Modern accelerators are among the most complicated and delicate computer-controlled systems. An accelerator such as the Linac Coherent Light Source (LCLS) can consist of tens of thousands of components, each of which needs to be thoroughly controlled and monitored in order for the machine to properly work. Realizing the maximum machine performance and maintaing high availability for such a machine pose a tremendous challenge.
Machine learning (ML) may hold the key to addressing this challenge. As a broad field of study, ML offers algorithms and methods for modeling, optimizing, and automatic controlling of systems of all scales, which could be ideal for many accelerator applications.

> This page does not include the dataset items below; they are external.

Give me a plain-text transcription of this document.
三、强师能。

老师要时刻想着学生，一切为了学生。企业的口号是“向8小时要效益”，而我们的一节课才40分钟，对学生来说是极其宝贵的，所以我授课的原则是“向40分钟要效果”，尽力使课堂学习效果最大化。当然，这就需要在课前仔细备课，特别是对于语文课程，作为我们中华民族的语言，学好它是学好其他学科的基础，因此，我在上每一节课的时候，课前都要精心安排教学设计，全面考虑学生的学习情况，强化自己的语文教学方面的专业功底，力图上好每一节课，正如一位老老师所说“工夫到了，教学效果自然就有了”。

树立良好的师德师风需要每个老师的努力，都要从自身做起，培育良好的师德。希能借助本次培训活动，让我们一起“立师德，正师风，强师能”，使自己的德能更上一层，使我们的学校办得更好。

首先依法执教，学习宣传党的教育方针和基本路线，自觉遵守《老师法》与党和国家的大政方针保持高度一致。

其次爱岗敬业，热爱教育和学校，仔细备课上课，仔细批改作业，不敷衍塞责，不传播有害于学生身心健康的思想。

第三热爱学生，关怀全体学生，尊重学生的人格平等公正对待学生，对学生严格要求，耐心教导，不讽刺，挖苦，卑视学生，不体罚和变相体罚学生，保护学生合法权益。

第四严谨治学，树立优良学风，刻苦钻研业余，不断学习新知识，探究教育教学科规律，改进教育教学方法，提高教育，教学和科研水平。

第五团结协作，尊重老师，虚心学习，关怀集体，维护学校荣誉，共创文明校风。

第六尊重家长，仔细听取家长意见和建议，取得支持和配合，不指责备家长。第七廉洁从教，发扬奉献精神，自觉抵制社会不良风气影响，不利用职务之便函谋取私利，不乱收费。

At SLAC, we are developing ML methods for accelerators in the following areas:
- Automated tuning and control: Using advanced online optimization algorithms to efficiently search the parameter space, discover the optimal operation setting, and maintain the high performance.
- Beam diagnostics and data analysis: Analyzing beam diagnostics data with ML methods to provide accurate and detailed beam conditions and providing live beam information to users.
- Fault detection and prediction: Identifying root causes of machine faults by analyzing recent data of a vast number of process variables, predicting future machine faults based on models trained with archived history data.
- Accelerator modeling and simulation: Building comprehensive models for the accelerators with both physics simulation and deep learning, applying the models to accelerator diagnostics and control.